A Advocacia-Geral da União protocolou na Justiça Federal de Brasília uma ação civil pública contra a plataforma Discord e pediu a condenação da empresa ao pagamento de R$ 500 milhões por dano moral coletivo. O valor corresponde a R$ 50 milhões para cada uma das dez infrações que o governo federal diz ter identificado e documentado, entre elas falhas na verificação de idade, ausência de vinculação de contas de menores a responsáveis legais e omissão na comunicação de casos às autoridades. A eventual indenização seria revertida ao Fundo de Defesa de Direitos Difusos. Além do dinheiro, a União pediu medida de urgência para obrigar a plataforma a se adequar em 15 dias à legislação de proteção de crianças e adolescentes, sob pena de multa diária de R$ 500 mil.
A ação veio depois de duas semanas de negociação fracassada em torno de um Termo de Ajustamento de Conduta, conduzida pelo Ministério da Justiça e pela própria AGU. Segundo o advogado-geral da União, Jorge Messias, a empresa chegou a demonstrar disposição para assumir compromissos com o Estado brasileiro, mas recuou na etapa final. O ministro afirmou que a plataforma tem permitido comportamentos ilegais por proteção insuficiente a mulheres, crianças, adolescentes e animais, e disse que o país não pode tolerar a criação do que chamou de cracolândias digitais no ambiente virtual.

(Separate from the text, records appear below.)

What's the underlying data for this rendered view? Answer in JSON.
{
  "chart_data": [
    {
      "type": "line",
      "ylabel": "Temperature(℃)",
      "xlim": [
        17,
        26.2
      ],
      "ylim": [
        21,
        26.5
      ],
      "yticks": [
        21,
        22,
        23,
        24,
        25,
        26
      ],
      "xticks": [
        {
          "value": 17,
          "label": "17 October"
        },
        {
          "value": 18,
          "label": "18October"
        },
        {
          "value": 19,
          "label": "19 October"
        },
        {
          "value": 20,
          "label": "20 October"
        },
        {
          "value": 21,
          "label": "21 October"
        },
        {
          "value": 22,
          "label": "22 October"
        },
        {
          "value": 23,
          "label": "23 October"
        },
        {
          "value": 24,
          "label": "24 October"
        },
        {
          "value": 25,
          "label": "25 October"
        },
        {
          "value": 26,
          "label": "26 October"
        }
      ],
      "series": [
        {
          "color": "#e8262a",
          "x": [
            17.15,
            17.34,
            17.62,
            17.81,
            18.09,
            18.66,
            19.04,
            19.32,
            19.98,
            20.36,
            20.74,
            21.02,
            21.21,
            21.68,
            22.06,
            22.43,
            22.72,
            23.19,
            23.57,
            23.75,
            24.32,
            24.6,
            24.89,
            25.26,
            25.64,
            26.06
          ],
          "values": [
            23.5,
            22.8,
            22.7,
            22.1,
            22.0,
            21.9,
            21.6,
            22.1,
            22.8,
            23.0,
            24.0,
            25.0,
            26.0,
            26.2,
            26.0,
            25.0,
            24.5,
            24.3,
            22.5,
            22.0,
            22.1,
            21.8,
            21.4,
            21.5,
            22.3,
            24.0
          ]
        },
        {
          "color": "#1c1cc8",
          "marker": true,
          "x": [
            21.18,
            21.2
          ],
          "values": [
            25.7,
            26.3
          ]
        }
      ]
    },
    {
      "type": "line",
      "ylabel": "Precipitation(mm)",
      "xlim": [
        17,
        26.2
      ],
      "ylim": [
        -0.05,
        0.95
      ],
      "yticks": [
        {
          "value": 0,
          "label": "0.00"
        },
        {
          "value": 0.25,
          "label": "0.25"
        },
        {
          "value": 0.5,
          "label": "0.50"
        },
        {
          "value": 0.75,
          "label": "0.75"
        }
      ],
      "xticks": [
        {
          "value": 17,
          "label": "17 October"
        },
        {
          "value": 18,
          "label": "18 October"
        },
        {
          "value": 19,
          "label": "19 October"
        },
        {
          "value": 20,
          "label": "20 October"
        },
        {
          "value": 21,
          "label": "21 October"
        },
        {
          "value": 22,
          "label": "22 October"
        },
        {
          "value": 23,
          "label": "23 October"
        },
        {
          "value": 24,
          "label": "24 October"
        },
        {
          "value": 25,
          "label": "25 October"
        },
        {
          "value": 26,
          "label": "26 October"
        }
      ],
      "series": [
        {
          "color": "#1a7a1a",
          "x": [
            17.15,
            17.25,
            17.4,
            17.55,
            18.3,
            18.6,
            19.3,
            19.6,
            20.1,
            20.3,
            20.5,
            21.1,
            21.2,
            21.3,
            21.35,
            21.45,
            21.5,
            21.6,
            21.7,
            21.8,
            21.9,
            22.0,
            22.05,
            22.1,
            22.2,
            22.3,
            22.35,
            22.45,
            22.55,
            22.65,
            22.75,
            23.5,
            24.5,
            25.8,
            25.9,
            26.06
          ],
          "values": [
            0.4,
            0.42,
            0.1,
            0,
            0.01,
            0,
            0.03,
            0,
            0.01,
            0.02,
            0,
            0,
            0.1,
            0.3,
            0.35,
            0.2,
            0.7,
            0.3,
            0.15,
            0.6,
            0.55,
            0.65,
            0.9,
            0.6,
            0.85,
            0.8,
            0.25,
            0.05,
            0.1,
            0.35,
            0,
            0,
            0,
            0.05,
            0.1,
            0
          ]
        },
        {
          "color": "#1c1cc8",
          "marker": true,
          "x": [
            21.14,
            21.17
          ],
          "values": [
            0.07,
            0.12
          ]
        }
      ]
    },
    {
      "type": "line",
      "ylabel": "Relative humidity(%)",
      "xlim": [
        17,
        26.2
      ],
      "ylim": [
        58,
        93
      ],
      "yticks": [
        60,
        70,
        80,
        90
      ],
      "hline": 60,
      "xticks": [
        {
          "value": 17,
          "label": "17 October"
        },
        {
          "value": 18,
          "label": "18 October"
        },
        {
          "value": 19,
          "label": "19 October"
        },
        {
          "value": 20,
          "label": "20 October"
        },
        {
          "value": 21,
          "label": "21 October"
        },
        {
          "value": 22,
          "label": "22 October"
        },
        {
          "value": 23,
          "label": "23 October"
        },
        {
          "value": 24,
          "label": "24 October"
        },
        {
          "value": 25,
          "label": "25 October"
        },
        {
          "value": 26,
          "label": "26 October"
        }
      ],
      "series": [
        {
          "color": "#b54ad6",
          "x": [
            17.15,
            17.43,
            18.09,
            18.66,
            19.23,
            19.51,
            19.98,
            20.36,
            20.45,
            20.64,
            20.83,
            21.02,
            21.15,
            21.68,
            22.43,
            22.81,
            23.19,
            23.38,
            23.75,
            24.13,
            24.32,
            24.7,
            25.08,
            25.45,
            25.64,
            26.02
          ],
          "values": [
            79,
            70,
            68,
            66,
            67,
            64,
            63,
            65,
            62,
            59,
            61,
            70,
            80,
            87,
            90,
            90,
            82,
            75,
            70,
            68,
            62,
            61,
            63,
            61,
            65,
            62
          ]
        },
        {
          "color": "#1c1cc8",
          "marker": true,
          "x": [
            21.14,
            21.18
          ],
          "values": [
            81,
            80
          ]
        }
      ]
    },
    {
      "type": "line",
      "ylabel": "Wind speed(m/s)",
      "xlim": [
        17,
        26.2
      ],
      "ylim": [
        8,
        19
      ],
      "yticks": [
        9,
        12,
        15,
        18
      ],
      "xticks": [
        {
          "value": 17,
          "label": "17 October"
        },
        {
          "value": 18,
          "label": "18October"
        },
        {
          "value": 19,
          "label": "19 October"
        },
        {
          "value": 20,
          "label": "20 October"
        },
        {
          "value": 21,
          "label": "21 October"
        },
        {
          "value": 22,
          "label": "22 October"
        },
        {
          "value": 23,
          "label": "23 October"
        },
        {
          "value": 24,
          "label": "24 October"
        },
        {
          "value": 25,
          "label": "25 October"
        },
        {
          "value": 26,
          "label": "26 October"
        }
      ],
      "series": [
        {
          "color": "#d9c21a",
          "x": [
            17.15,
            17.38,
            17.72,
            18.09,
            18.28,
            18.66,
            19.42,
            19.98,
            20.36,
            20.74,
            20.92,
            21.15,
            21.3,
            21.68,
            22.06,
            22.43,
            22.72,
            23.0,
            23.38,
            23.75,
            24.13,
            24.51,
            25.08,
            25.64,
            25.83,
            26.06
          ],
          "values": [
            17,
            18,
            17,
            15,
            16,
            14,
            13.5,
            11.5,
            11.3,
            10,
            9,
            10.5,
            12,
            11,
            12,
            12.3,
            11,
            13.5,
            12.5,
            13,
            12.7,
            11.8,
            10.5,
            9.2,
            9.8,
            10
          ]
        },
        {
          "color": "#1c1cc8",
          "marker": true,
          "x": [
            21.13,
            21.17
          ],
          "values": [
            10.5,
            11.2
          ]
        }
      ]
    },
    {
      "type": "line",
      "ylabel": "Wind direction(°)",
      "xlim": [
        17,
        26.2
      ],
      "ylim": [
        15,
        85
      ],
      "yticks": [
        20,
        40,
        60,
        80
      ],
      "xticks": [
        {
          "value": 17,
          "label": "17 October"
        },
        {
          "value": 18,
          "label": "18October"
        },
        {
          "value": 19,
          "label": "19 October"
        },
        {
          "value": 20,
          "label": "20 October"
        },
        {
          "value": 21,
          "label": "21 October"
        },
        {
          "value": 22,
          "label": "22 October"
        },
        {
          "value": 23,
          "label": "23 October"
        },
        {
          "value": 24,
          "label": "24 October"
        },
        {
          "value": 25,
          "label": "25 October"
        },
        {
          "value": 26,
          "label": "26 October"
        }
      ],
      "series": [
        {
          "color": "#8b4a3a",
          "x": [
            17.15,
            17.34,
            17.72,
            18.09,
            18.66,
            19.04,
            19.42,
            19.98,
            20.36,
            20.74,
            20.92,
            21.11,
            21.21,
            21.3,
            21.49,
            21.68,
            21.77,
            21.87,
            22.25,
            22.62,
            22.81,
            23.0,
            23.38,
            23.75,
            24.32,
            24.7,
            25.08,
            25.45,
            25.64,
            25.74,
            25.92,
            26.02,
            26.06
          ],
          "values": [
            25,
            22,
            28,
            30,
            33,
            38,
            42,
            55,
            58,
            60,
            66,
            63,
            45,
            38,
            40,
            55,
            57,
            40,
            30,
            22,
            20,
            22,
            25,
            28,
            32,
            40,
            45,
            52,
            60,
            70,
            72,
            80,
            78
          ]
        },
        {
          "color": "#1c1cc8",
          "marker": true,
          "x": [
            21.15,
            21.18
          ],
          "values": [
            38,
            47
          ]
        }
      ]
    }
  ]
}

Os relatos convergem no essencial. Todas as versões registram o valor pedido, o fracasso do acordo, a existência da Operação Lívia, deflagrada em 4 de agosto com mandados em cinco estados, e o pano de fundo do caso: a morte de uma adolescente de 13 anos em Mato Grosso do Sul, que teria sido induzida à automutilação e ao suicídio por outros adolescentes durante uma transmissão ao vivo previamente anunciada em um servidor da plataforma. Também há convergência sobre a resposta da empresa, que classificou a ação como desproporcional e afirmou manter diálogo de boa-fé com a Advocacia-Geral da União, tendo apresentado proposta com mudanças técnicas e investimento financeiro em segurança online no Brasil.
A divergência aparece no eixo do enquadramento. Veículos de esquerda organizaram o relato em torno do Estado como garantidor de grupos vulneráveis, reproduzindo a fundamentação legal da ação com citação do ECA Digital e dos decretos de 2026, e sem espaço para a versão da empresa. A cobertura de centro deu o maior nível de detalhe processual, listando as obrigações pedidas em caráter de urgência, entre elas bloqueio técnico contra recriação de contas banidas, preservação de registros de moderação por seis meses, equipe de moderação em português proporcional à base brasileira e configurações de proteção ativadas por padrão para menores, ao mesmo tempo em que transcreveu na íntegra a contestação da plataforma. Veículos de direita enfatizaram o sujeito da ação, indexando o caso sob governo Lula e censura, destacaram a alegação de desproporcionalidade e omitiram a base probatória acumulada pelo Estado, como os mais de 115 relatórios técnicos de inteligência produzidos desde 2025 sobre indução ao suicídio, automutilação e maus-tratos a animais associados à plataforma.
Há ainda dois processos paralelos que a cobertura nem sempre separa. A ação da AGU corre na Justiça Federal e busca condenação e obrigações de fazer. Já a suspensão das transmissões ao vivo no Brasil, em vigor desde 12 de agosto, foi determinada pela Agência Nacional de Proteção de Dados em fiscalização própria, que segue independente do acordo que fracassou. Nos Estados Unidos, país-sede da empresa, há processos semelhantes em estados como Texas, Nevada e Nova Jersey.
O que ainda não se sabe é decisivo. Não há decisão judicial sobre o pedido de urgência, nem prazo conhecido para que a Justiça Federal se manifeste. Permanece em disputa onde exatamente ocorreu a indução que levou à morte da adolescente: o governo trata o episódio como ocorrido em servidor da plataforma, enquanto a empresa afirma que o caso envolveu múltiplas plataformas e que o servidor privado investigado já havia sido desativado antes da morte. Também não foi divulgado o teor integral da proposta recusada, o que impede aferir a distância real entre o que a empresa ofereceu e o que o Estado exigiu, nem há explicação pública para a alegação da plataforma de que faltou coordenação entre os órgãos federais envolvidos.